Tribunal Administratif de Paris — Décision N° TA75-2518840

jeudi 31 juillet 2025

JuridictionTribunal Administratif de Paris
SectionTribunal Administratif de Paris
N° DossierTA75-2518840
TypeDécision
RecoursExcès de pouvoir
Formation8e Section - MESD
Avocat requérantCABINET ANGLADE & PAFUNDI A.A.R.P.I

Résumé IA

Le Tribunal Administratif de Paris a examiné la requête de M. F E, un ressortissant afghan, contestant la décision de l'Office français de l'immigration et de l'intégration (OFII) du 23 juin 2025 mettant fin à ses conditions matérielles d'accueil. L'OFII avait motivé sa décision par le fait que M. E avait dissimulé avoir déjà obtenu une protection internationale en Grèce, ce qui constitue un manquement aux exigences des autorités chargées de l'asile. Le tribunal a rejeté la requête, estimant que la décision de l'OFII était fondée sur l'article L. 551-16 du code de l'entrée et du séjour des étrangers et du droit d'asile, et que M. E n'avait pas démontré de défaillance systémique en Grèce justifiant une exception. En conséquence, le tribunal a également refusé d'enjoindre le rétablissement des conditions matérielles d'accueil.

Texte intégral

Vu la procédure suivante :

Par une requête, enregistrée le 4 juillet 2025, M. F E, représenté par Me Pafundi (Anglade et Pafundi A.A.R.P.I), demande au tribunal :

1°) de l'admettre provisoirement au bénéfice de l'aide juridictionnelle ;

2°) d'annuler la décision du 23 juin 2025 par laquelle l'Office français de l'immigration et de l'intégration a mis fin au bénéfice de ses conditions matérielles d'accueil ;

3°) d'enjoindre à l'Office français de l'immigration et de l'intégration de rétablir les conditions matérielles d'accueil à compter de la date à laquelle elles ont été suspendues, dans un délai de vingt-quatre heures à compter de la notification du jugement, sous astreinte de 100 euros par jour de retard ou, à titre subsidiaire, de réexaminer sa demande de rétablissement des conditions matérielles d'accueil, dans les mêmes conditions de délai et d'astreinte ;

4°) de mettre à la charge de l'Office français de l'immigration et de l'intégration la somme de 1 500 euros à verser à son conseil au titre de l'article 37 de la loi du 10 juillet 1991 et de l'article L. 761-1 du code de justice administrative.

Il soutient que :

- la décision attaquée est signée par une autorité incompétente ;

- elle est insuffisamment motivée ;

- elle méconnaît l'article D. 551-18 du code de l'entrée et du séjour des étrangers et du droit d'asile dans la mesure où il n'a pas été mis à même de faire valoir ses observations écrites ;

- elle est entachée d'un défaut d'examen sérieux de sa situation ;

- elle méconnaît l'article L. 551-16 du code de l'entrée et du séjour des étrangers et du droit d'asile dès lors qu'il n'a pas obtenu une protection internationale ;

- la décision de cessation attaquée constitue une sanction qui porte atteinte à sa dignité au sens de l'article 20 de la directive 2013/33/UE du 26 juin 2013.

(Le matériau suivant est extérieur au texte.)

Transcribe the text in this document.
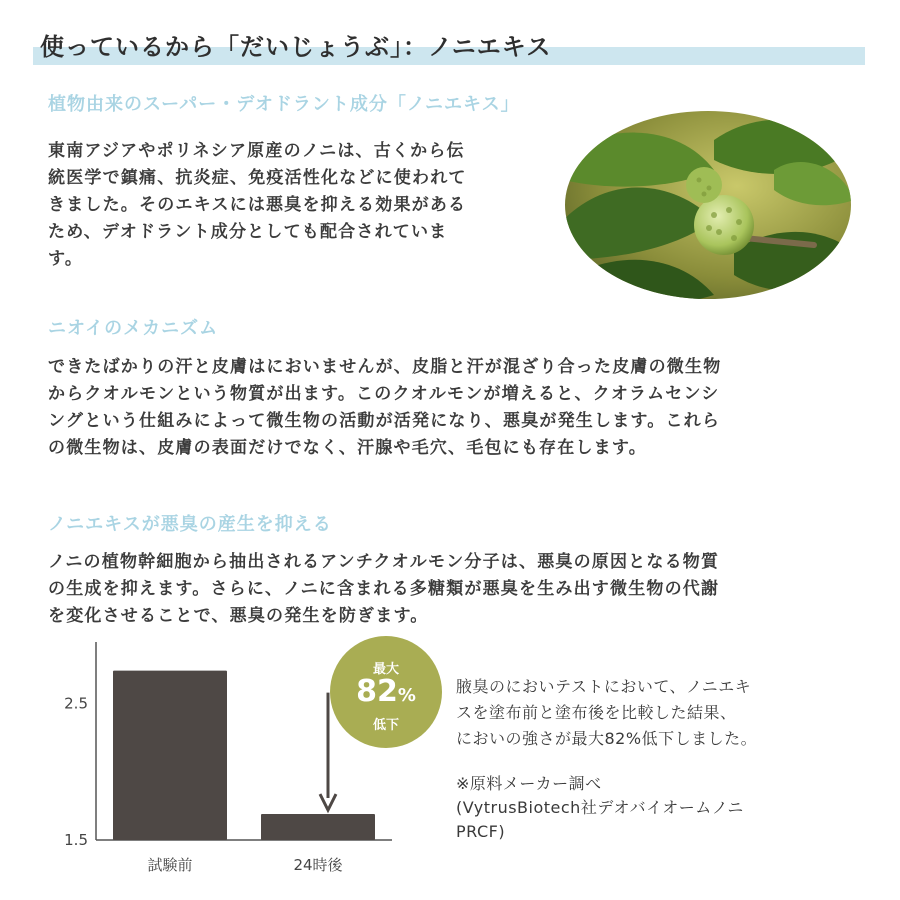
使っているから「だいじょうぶ」：ノニエキス
植物由来のスーパー・デオドラント成分「ノニエキス」

東南アジアやポリネシア原産のノニは、古くから伝
統医学で鎮痛、抗炎症、免疫活性化などに使われて
きました。そのエキスには悪臭を抑える効果がある
ため、デオドラント成分としても配合されていま
す。

ニオイのメカニズム

できたばかりの汗と皮膚はにおいませんが、皮脂と汗が混ざり合った皮膚の微生物
からクオルモンという物質が出ます。このクオルモンが増えると、クオラムセンシ
ングという仕組みによって微生物の活動が活発になり、悪臭が発生します。これら
の微生物は、皮膚の表面だけでなく、汗腺や毛穴、毛包にも存在します。

ノニエキスが悪臭の産生を抑える

ノニの植物幹細胞から抽出されるアンチクオルモン分子は、悪臭の原因となる物質
の生成を抑えます。さらに、ノニに含まれる多糖類が悪臭を生み出す微生物の代謝
を変化させることで、悪臭の発生を防ぎます。

2.5
1.5
試験前	24時後
最大
82%
低下

腋臭のにおいテストにおいて、ノニエキ
スを塗布前と塗布後を比較した結果、
においの強さが最大82%低下しました。

※原料メーカー調べ
(VytrusBiotech社デオバイオームノニ
PRCF)
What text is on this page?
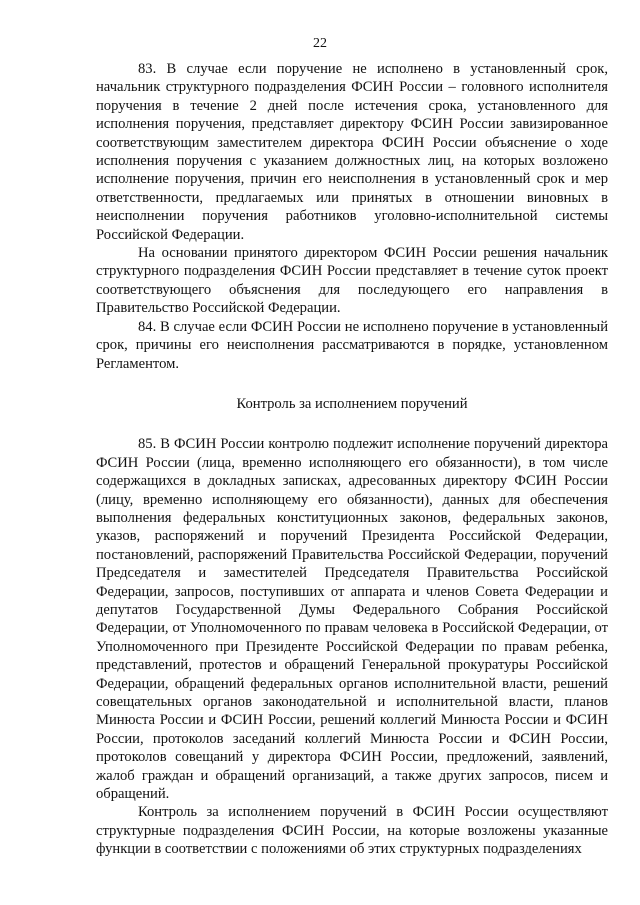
22

83. В случае если поручение не исполнено в установленный срок, начальник структурного подразделения ФСИН России – головного исполнителя поручения в течение 2 дней после истечения срока, установленного для исполнения поручения, представляет директору ФСИН России завизированное соответствующим заместителем директора ФСИН России объяснение о ходе исполнения поручения с указанием должностных лиц, на которых возложено исполнение поручения, причин его неисполнения в установленный срок и мер ответственности, предлагаемых или принятых в отношении виновных в неисполнении поручения работников уголовно-исполнительной системы Российской Федерации.

На основании принятого директором ФСИН России решения начальник структурного подразделения ФСИН России представляет в течение суток проект соответствующего объяснения для последующего его направления в Правительство Российской Федерации.

84. В случае если ФСИН России не исполнено поручение в установленный срок, причины его неисполнения рассматриваются в порядке, установленном Регламентом.

Контроль за исполнением поручений

85. В ФСИН России контролю подлежит исполнение поручений директора ФСИН России (лица, временно исполняющего его обязанности), в том числе содержащихся в докладных записках, адресованных директору ФСИН России (лицу, временно исполняющему его обязанности), данных для обеспечения выполнения федеральных конституционных законов, федеральных законов, указов, распоряжений и поручений Президента Российской Федерации, постановлений, распоряжений Правительства Российской Федерации, поручений Председателя и заместителей Председателя Правительства Российской Федерации, запросов, поступивших от аппарата и членов Совета Федерации и депутатов Государственной Думы Федерального Собрания Российской Федерации, от Уполномоченного по правам человека в Российской Федерации, от Уполномоченного при Президенте Российской Федерации по правам ребенка, представлений, протестов и обращений Генеральной прокуратуры Российской Федерации, обращений федеральных органов исполнительной власти, решений совещательных органов законодательной и исполнительной власти, планов Минюста России и ФСИН России, решений коллегий Минюста России и ФСИН России, протоколов заседаний коллегий Минюста России и ФСИН России, протоколов совещаний у директора ФСИН России, предложений, заявлений, жалоб граждан и обращений организаций, а также других запросов, писем и обращений.

Контроль за исполнением поручений в ФСИН России осуществляют структурные подразделения ФСИН России, на которые возложены указанные функции в соответствии с положениями об этих структурных подразделениях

Par un mémoire en défense, enregistré le 21 juillet 2025, l'Office français de l'immigration et de l'intégration conclut au rejet de la requête.

Il soutient que :

- le requérant est bénéficiaire d'une protection internationale délivrée par les autorités grecques le 6 mars 2024, comme l'Office français de protection des réfugiés et apatrides l'a retenu en rejetant sa demande d'asile comme irrecevable ;

- il ne démontre pas une défaillance particulière de cet Etat pour le protéger contre de prétendues menaces ;

- au surplus, il ne justifie pas être démuni et dans l'impossibilité de bénéficier des dispositifs d'assistance ;

- le requérant ne peut pas utilement se prévaloir de l'arrêt de la Cour de justice de l'Union européenne du 12 novembre 2019 C-233/18 ;

- les autres moyens de la requête ne sont pas fondés.

Vu les autres pièces du dossier.

Vu :

- le règlement (UE) n° 603/2013 du Parlement européen et du Conseil du 26 juin 2013 ;

- la directive 2013/33/UE du Parlement européen et du Conseil du 26 juin 2013 ;

- le code de l'entrée et du séjour des étrangers et du droit d'asile ;

- le code des relations entre le public et l'administration ;

- la loi n° 91-647 du 10 juillet 1991 ;

- le décret n° 2020-1717 du 28 décembre 2020 ;

- le code de justice administrative.

Les parties ont été régulièrement averties du jour de l'audience.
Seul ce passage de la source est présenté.